23 Ağustos 2025 itibarıyla Kur Korumalı Mevduat (KKM) hesaplarında yenileme ve yeni açılış işlemleri YUVAM hesapları hariç durduruldu. Bu karar, Türk ekonomisi açısından yeni bir dönemin başlangıcı olarak değerlendiriliyor.
2021 yılında Türk Lirası’ndaki değer kaybını durdurmak ve döviz kurlarında istikrar sağlamak amacıyla devreye alınan KKM, kısa sürede yatırımcıların ilgisini çekmişti. Dövize endeksli getirisiyle birikimleri kur dalgalanmalarına karşı koruyan uygulama, 2023 Ağustos’ta 140 milyar doları aşarak zirveye çıkmıştı. Ancak son iki yılda hızlanan çıkışlarla birlikte KKM bakiyesi 11 milyar dolara kadar geriledi.

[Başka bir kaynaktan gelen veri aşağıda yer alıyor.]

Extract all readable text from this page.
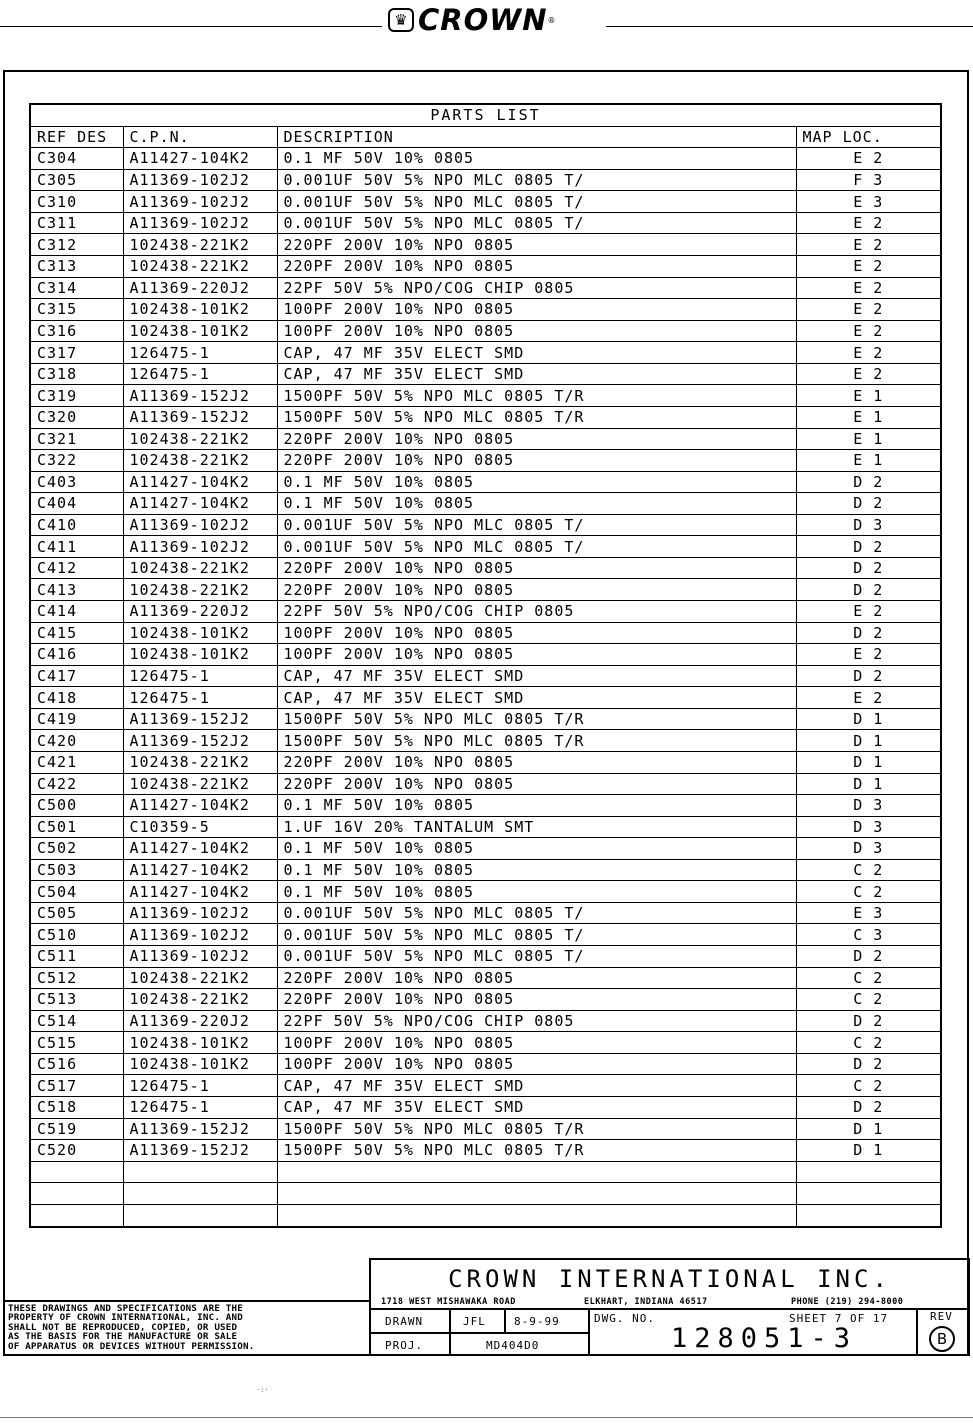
♛ CROWN ®
PARTS LIST			
REF DES	C.P.N.	DESCRIPTION	MAP LOC.
C304	A11427-104K2	0.1 MF 50V 10% 0805	E 2
C305	A11369-102J2	0.001UF 50V 5% NPO MLC 0805 T/	F 3
C310	A11369-102J2	0.001UF 50V 5% NPO MLC 0805 T/	E 3
C311	A11369-102J2	0.001UF 50V 5% NPO MLC 0805 T/	E 2
C312	102438-221K2	220PF 200V 10% NPO 0805	E 2
C313	102438-221K2	220PF 200V 10% NPO 0805	E 2
C314	A11369-220J2	22PF 50V 5% NPO/COG CHIP 0805	E 2
C315	102438-101K2	100PF 200V 10% NPO 0805	E 2
C316	102438-101K2	100PF 200V 10% NPO 0805	E 2
C317	126475-1	CAP, 47 MF 35V ELECT SMD	E 2
C318	126475-1	CAP, 47 MF 35V ELECT SMD	E 2
C319	A11369-152J2	1500PF 50V 5% NPO MLC 0805 T/R	E 1
C320	A11369-152J2	1500PF 50V 5% NPO MLC 0805 T/R	E 1
C321	102438-221K2	220PF 200V 10% NPO 0805	E 1
C322	102438-221K2	220PF 200V 10% NPO 0805	E 1
C403	A11427-104K2	0.1 MF 50V 10% 0805	D 2
C404	A11427-104K2	0.1 MF 50V 10% 0805	D 2
C410	A11369-102J2	0.001UF 50V 5% NPO MLC 0805 T/	D 3
C411	A11369-102J2	0.001UF 50V 5% NPO MLC 0805 T/	D 2
C412	102438-221K2	220PF 200V 10% NPO 0805	D 2
C413	102438-221K2	220PF 200V 10% NPO 0805	D 2
C414	A11369-220J2	22PF 50V 5% NPO/COG CHIP 0805	E 2
C415	102438-101K2	100PF 200V 10% NPO 0805	D 2
C416	102438-101K2	100PF 200V 10% NPO 0805	E 2
C417	126475-1	CAP, 47 MF 35V ELECT SMD	D 2
C418	126475-1	CAP, 47 MF 35V ELECT SMD	E 2
C419	A11369-152J2	1500PF 50V 5% NPO MLC 0805 T/R	D 1
C420	A11369-152J2	1500PF 50V 5% NPO MLC 0805 T/R	D 1
C421	102438-221K2	220PF 200V 10% NPO 0805	D 1
C422	102438-221K2	220PF 200V 10% NPO 0805	D 1
C500	A11427-104K2	0.1 MF 50V 10% 0805	D 3
C501	C10359-5	1.UF 16V 20% TANTALUM SMT	D 3
C502	A11427-104K2	0.1 MF 50V 10% 0805	D 3
C503	A11427-104K2	0.1 MF 50V 10% 0805	C 2
C504	A11427-104K2	0.1 MF 50V 10% 0805	C 2
C505	A11369-102J2	0.001UF 50V 5% NPO MLC 0805 T/	E 3
C510	A11369-102J2	0.001UF 50V 5% NPO MLC 0805 T/	C 3
C511	A11369-102J2	0.001UF 50V 5% NPO MLC 0805 T/	D 2
C512	102438-221K2	220PF 200V 10% NPO 0805	C 2
C513	102438-221K2	220PF 200V 10% NPO 0805	C 2
C514	A11369-220J2	22PF 50V 5% NPO/COG CHIP 0805	D 2
C515	102438-101K2	100PF 200V 10% NPO 0805	C 2
C516	102438-101K2	100PF 200V 10% NPO 0805	D 2
C517	126475-1	CAP, 47 MF 35V ELECT SMD	C 2
C518	126475-1	CAP, 47 MF 35V ELECT SMD	D 2
C519	A11369-152J2	1500PF 50V 5% NPO MLC 0805 T/R	D 1
C520	A11369-152J2	1500PF 50V 5% NPO MLC 0805 T/R	D 1

THESE DRAWINGS AND SPECIFICATIONS ARE THE
PROPERTY OF CROWN INTERNATIONAL, INC. AND
SHALL NOT BE REPRODUCED, COPIED, OR USED
AS THE BASIS FOR THE MANUFACTURE OR SALE
OF APPARATUS OR DEVICES WITHOUT PERMISSION.
CROWN INTERNATIONAL INC.
1718 WEST MISHAWAKA ROAD	ELKHART, INDIANA 46517	PHONE (219) 294-8000
DRAWN	JFL	8-9-99
PROJ.	MD404D0
DWG. NO.	SHEET 7 OF 17
128051-3
REV
B
·:·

Türkiye Cumhuriyet Merkez Bankası’nın KKM’yi sonlandırma hamlesi, 2025 Para Politikası Metni’nde yer alan sadeleşme hedefleriyle uyumlu bir adım olarak görülüyor. Bu gelişmeyle birlikte para politikalarının daha öngörülebilir hale gelmesi, faiz kararlarının piyasa dinamikleriyle daha uyumlu şekilde alınması ve makroihtiyati çerçevede oluşan karmaşıklığın ortadan kalkması amaçlanıyor.
KKM’den çıkış sürecinin tamamlanması, yatırımcıların yeni yönelimlerini de beraberinde getirecek. Uzmanlara göre bu süreçte mevduatlar, TL vadeli hesaplara, Hazine bonolarına, devlet tahvillerine ve alternatif yatırım araçlarına kayabilir. Böylece hem finansal sistemde yeni dengeler oluşacak hem de yerli yatırımcıların yatırım alışkanlıklarında değişim gözlenecek.
Bu karar aynı zamanda, Türk ekonomisinin kur şoklarına karşı olağanüstü araçlara ihtiyaç duymadan yoluna devam etme iddiasının da göstergesi. Ekonomi yönetimi, kur istikrarını ve enflasyonla mücadeleyi artık klasik para politikası araçlarıyla sağlamayı hedefliyor.
Önümüzdeki dönemde en kritik soru, KKM’den çıkan paranın hangi alanlara yöneleceği olacak. Piyasalarda TL’ye güvenin artması ve faizlerin enflasyon beklentilerini karşılayacak seviyelerde tutulması halinde, yatırımcıların döviz yerine TL mevduat ve sabit getirili ürünlere daha fazla yönelmesi bekleniyor. Aksi halde ise borsa ve alternatif yatırım araçlarına olan talep artabilir.
Kısacası KKM’nin sona ermesi, sadece bir uygulamanın kaldırılması değil, aynı zamanda Türk ekonomi politikasında “normalleşme” sürecinin de en somut göstergelerinden biri olarak öne çıkıyor.